In effetti, quando una prima fase dell'esperienza democratica finì con il periodo delle dittature europee e le guerre mondiali, si cercò di rivederla e migliorarla, per esempio con il suffragio universale, ma col tempo i sistemi sociali tendono a corrompersi perché gli aggressori diventano sempre più competenti e le difese tendono a indebolirsi. E così nuovamente ci troviamo con dei sistemi parlamentari in cui sempre meno cittadini si sentono rappresentati e sentono di influire sulle decisioni che li riguardano.
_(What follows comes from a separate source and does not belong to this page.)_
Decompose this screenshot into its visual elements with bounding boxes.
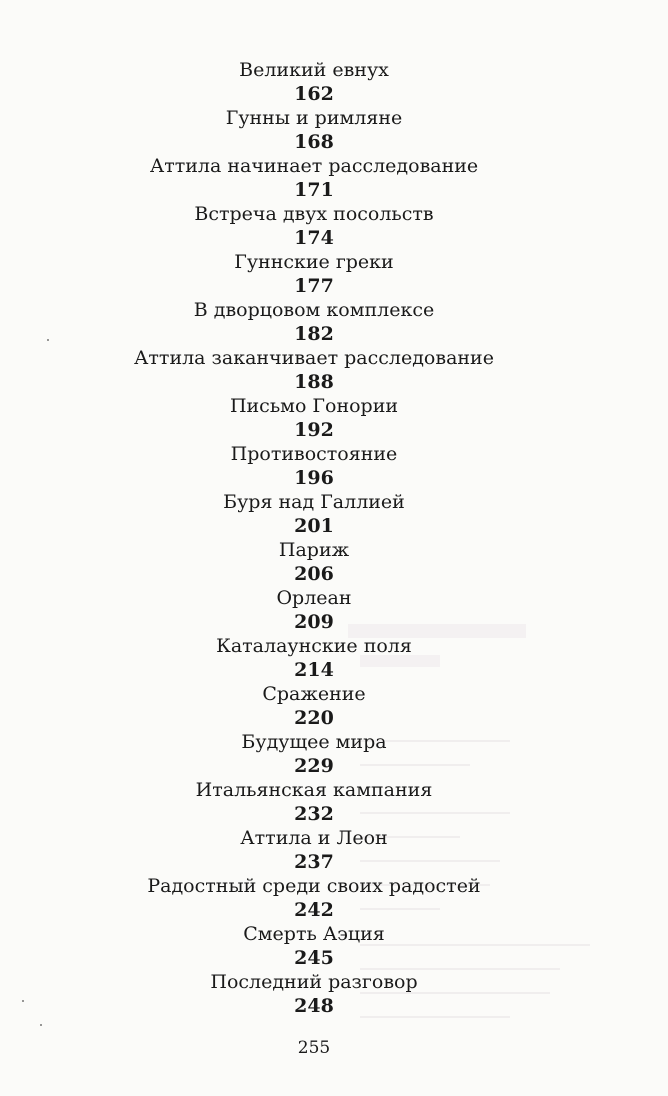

Penso sia necessario che, soprattutto noi europei che abbiamo esportato questo modello in tutto il mondo, perfino in contesti sociali in cui ha creato più danni che benefici, e che ci ergiamo a paladini di questo modello verso tutto il mondo pretendendo che tutti gli altri vi si uniformino, cominciamo a riflettere, senza preconcetti, sul suo superamento o almeno il suo restauro, non solo in linea teorica ma anche pensando a come realizzare tale miglioramento. Questo significa cominciare a sperimentare nuovi modelli decisionali, prima di tutto all'interno di chi li propone, e poi pensare dei percorsi che permettano con gli anni di farli diventare patrimonio comune. E sarebbe auspicabile riuscire a fare ciò senza dover aspettare che la caduta di efficacia delle dinamiche democratiche porti alla catastrofe umana e sociale e ecologica del mondo.

Penso che sia necessario perché non solo le istanze pacifiste ma anche tutti gli altri temi non rimangano semplici proposte teoriche che nessun sistema decisionale arriverà a attuare. Da questo punto di vista dall'ambito pacifista potrebbero venire un notevole contributo non solo di idee ma anche di esperienze, facendo in modo, per esempio, che il 61% degli italiani che non vogliono la presenza di soldati italiani negli scenari di guerra vedano realizzate le loro aspettative.

Si tratterebbe di ripensare ai meccanismi della rappresentanza e della partecipazione, tenendo conto della sempre più ridotta disponibilità delle persone a rimetterci del proprio per il bene comune ma allo stesso tempo di un recupero culturale della nozione di bene comune.

Probabilmente sarebbe utile seguire entrambe le strade perché limitarsi a riflettere sulla revisione dei meccanismi consensuali senza impegnarsi a recuperare almeno un livello di partecipazione e coinvolgimento sarebbe probabilmente solo un esercizio accademico. D'altra parte limitarsi ad affidarsi all'azione diretta, a parte i problemi di coinvolgimento, costringerebbe ad un tale impegno di energie e di tempo che permetterebbe di affrontare solo un numero molto ristretto di argomenti, abbandonando inefficacemente gli altri ai meccanismi democratici attuali.

Carlo Schenone.

ex incaricato nazionale del settore Pace, Nonviolenza e Solidarietà degli scout dell'AGESCI, ex capogruppo di "Democrazia e Partecipazione" nel Consiglio Comunale di Genova, ex segretario nazionale delle Forze Nonviolente di Pace, docente al Master "Gestione dei conflitti interculturali ed interreligiosi" dell'Università di Pisa, docente al corso di Laurea Specialistica in Scienze della Pace dell'Università di Pisa, membro del gruppo stampa del Genoa Social Forum durante il G8 di Genova, trainer.